Hu Jia, a rights activist and friend of Liu and his family, agreed. He said the authorities’ attempt to dismiss Liu’s legacy by scattering his ashes into the ocean has backfired. Supporters worldwide now find it easy to commemorate the late democracy activist anywhere near the water.
Hu expressed grave concern over Liu Xia’s well-being, as she has had a history of emotional meltdowns. He said he’s afraid she may take her own life following Liu’s death.
It would be ideal for her to eventually leave China, he said, although many observers believe Beijing would be reluctant to let her do so because she could become a figurehead of resistance.

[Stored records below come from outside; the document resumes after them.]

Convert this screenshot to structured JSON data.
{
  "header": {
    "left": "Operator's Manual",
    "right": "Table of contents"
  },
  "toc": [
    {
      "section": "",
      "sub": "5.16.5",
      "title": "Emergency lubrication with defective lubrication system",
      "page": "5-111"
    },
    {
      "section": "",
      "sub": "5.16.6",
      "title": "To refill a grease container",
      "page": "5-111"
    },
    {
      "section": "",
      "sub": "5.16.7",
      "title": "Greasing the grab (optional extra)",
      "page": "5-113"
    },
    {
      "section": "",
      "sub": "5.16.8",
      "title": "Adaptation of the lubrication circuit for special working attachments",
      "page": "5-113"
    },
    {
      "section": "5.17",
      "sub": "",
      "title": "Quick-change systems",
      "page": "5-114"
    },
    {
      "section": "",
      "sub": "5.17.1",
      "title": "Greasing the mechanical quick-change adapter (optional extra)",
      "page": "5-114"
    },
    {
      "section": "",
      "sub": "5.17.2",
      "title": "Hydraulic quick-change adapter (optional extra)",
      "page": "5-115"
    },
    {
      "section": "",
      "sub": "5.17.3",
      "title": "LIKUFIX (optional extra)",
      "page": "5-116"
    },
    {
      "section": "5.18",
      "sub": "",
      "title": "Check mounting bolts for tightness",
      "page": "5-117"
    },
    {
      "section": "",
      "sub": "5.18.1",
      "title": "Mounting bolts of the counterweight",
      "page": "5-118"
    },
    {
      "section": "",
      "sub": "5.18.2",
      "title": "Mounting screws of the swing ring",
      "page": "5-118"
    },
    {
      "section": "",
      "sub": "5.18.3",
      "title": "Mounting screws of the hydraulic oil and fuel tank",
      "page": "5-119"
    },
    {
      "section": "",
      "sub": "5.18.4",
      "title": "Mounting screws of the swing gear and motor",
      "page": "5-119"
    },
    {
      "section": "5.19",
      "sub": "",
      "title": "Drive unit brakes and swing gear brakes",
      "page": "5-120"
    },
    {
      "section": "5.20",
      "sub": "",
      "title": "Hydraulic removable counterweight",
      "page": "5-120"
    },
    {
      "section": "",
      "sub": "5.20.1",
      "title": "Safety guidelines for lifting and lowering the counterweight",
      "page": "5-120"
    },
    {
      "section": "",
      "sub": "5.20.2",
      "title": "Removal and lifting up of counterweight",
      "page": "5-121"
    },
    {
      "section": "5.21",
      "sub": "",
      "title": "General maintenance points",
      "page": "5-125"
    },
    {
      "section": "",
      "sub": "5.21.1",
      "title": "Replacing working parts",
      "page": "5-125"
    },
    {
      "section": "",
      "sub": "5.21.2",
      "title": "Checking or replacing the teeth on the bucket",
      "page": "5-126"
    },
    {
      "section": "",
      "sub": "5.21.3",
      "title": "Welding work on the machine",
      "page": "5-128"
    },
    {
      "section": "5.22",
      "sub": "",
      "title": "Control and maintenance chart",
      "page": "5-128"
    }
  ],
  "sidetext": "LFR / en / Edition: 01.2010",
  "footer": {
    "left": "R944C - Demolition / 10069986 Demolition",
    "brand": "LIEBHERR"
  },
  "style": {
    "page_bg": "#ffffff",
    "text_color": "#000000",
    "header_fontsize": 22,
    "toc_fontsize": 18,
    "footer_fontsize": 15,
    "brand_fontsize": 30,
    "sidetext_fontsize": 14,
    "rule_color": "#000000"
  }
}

“Authorities are concerned that Liu Xiaobo may have left behind dying words or a final political statement, which may be passed on by Liu Xia to the local Chinese society or the international community,” Hu said.
So far, international rights groups, the Norwegian Nobel committee and the U.N. all have spoken up for Liu Xia. The U.N. High Commissioner for Human Rights pledged to discuss the matter with Chinese officials to “ensure that she has freedom of movement and that if she wants to leave China, she should be able to leave China.”